C’est aussi la portée de cette histoire, son présent et sa projection vers l’avenir, que disent les illuminations proposées par Sanjeeyann Paleatchy. Chaque soir à 19h, la jetée réinventée par Jean-Claude Jolet en Salle Verte 2.0, s’est animée sous les pas de la Kompani Soul City de Didier Boutiana pour un vivifiant spectacle d’ouverture. Le public pouvait par la suite déambuler à travers les rues adjacentes. Découvrir ici ou là un mapping signé Yann Péron & Électrocaïne, des street artists menés par le duo Kid Kréol et Boogie habillant les murs de la ville, un arbre à câlins interactif d’Esther Hoareau qui s’illumine et chante lorsqu’on l’enlace, l’envol d’un millier d’oiseaux tissés en palme de coco par Jordan Tress’ali, diverses performances musicales programmées par David Mantault et Arno Bazin sur des « Kombi Sound System ». Le tout en profitant de l’offre variée de restauration proposée par des food trucks entourant de grandes tables où tous se côtoient.

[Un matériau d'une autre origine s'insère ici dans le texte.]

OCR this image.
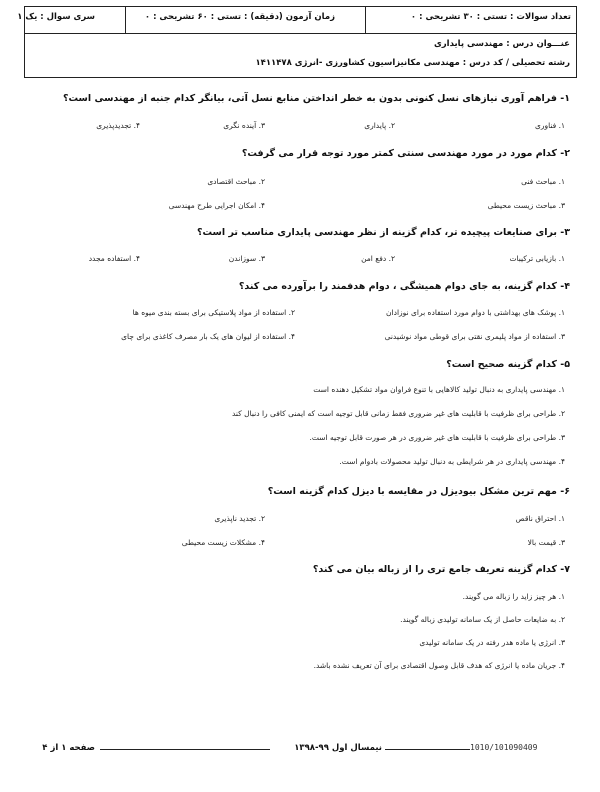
تعداد سوالات : تستی : ۳۰ تشریحی : ۰
زمان آزمون (دقیقه) : تستی : ۶۰ تشریحی : ۰
سری سوال : یک ۱
عنـــوان درس : مهندسی پایداری
رشته تحصیلی / کد درس : مهندسی مکانیزاسیون کشاورزی -انرژی ۱۴۱۱۴۷۸
۱- فراهم آوری نیازهای نسل کنونی بدون به خطر انداختن منابع نسل آتی، بیانگر کدام جنبه از مهندسی است؟
۱. فناوری
۲. پایداری
۳. آینده نگری
۴. تجدیدپذیری
۲- کدام مورد در مورد مهندسی سنتی کمتر مورد توجه قرار می گرفت؟
۱. مباحث فنی
۲. مباحث اقتصادی
۳. مباحث زیست محیطی
۴. امکان اجرایی طرح مهندسی
۳- برای صنایعات پیچیده تر، کدام گزینه از نظر مهندسی پایداری مناسب تر است؟
۱. بازیابی ترکیبات
۲. دفع امن
۳. سوزاندن
۴. استفاده مجدد
۴- کدام گزینه، به جای دوام همیشگی ، دوام هدفمند را برآورده می کند؟
۱. پوشک های بهداشتی با دوام مورد استفاده برای نوزادان
۲. استفاده از مواد پلاستیکی برای بسته بندی میوه ها
۳. استفاده از مواد پلیمری نقتی برای قوطی مواد نوشیدنی
۴. استفاده از لیوان های یک بار مصرف کاغذی برای چای
۵- کدام گزینه صحیح است؟
۱. مهندسی پایداری به دنبال تولید کالاهایی با تنوع فراوان مواد تشکیل دهنده است
۲. طراحی برای ظرفیت با قابلیت های غیر ضروری فقط زمانی قابل توجیه است که ایمنی کافی را دنبال کند
۳. طراحی برای ظرفیت با قابلیت های غیر ضروری در هر صورت قابل توجیه است.
۴. مهندسی پایداری در هر شرایطی به دنبال تولید محصولات بادوام است.
۶- مهم ترین مشکل بیودیزل در مقایسه با دیزل کدام گزینه است؟
۱. احتراق ناقص
۲. تجدید ناپذیری
۳. قیمت بالا
۴. مشکلات زیست محیطی
۷- کدام گزینه تعریف جامع تری را از زباله بیان می کند؟
۱. هر چیز زاید را زباله می گویند.
۲. به ضایعات حاصل از یک سامانه تولیدی زباله گویند.
۳. انرژی یا ماده هدر رفته در یک سامانه تولیدی
۴. جریان ماده یا انرژی که هدف قابل وصول اقتصادی برای آن تعریف نشده باشد.
صفحه ۱ از ۴	نیمسال اول ۹۹-۱۳۹۸	1010/101090409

Féérie, convivialité, enthousiasme, émerveillement, plaisir de l’être-ensemble. C’est ce que l’on pouvait rencontrer le week end dernier dans les rues de Saint-Paul.

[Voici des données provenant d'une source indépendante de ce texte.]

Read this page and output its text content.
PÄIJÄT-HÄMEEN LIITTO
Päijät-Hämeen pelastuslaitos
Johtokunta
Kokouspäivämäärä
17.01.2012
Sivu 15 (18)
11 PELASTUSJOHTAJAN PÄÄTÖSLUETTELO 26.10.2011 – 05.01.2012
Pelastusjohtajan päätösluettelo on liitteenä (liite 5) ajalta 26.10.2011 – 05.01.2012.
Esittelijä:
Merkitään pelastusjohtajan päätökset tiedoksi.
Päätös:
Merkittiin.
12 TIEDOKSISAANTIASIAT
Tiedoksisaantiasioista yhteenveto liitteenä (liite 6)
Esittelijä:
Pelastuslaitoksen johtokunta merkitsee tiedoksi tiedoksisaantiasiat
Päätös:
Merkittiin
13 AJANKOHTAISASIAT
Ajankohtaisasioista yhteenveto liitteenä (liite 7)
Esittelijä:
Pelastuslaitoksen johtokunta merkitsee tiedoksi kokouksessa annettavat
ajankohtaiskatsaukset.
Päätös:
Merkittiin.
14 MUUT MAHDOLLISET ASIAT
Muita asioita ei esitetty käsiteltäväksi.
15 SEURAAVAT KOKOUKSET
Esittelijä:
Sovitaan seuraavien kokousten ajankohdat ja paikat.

Il y aura une suite. Une « vraie » première édition plus élaborée l’an prochain à Saint-Paul même. Et puis, vu que Réunion Métis vise à être itinérant, des éditions dans d’autres lieux de La Réunion. Avec l’apport d’un nombre grandissant d’artistes de la région.
Et Porlwi alors ? L’absence de festival en décembre dernier après trois éditions, et « l’exportation » vers La Réunion, signifient-ils la fin à Maurice ? « On a fait une pause. On espère tous qu’elle sera temporaire », répond Astrid Dalais. « Pour la troisième édition, on a beaucoup lutté. A une semaine du festival, nous nous sommes retrouvés avec seulement 15% du financement public sur les 30% prévus ».
Il faudrait sans doute dire aussi que le ministère qui avait vraiment soutenu le projet, celui du Tourisme, avait entretemps perdu sa tête… Xavier Duval ayant quitté le gouvernement, il fallait sans doute jeter le bébé avec l’eau du bain. Ce dont le festival littéraire Confluences a aussi fait les frais après 2014…
Quand, ici et ailleurs, nous aurons compris que la revanche politique ne nous mènera à rien, et que le partage créatif permet d’aller au-delà des frontières, qu’elles soient historiques, culturelles ou topographiques, alors peut-être pourrons-nous construire mieux. Tisser de vrais ponts. Aussi bien ancrés qu’élastiques et mouvants. Vivants.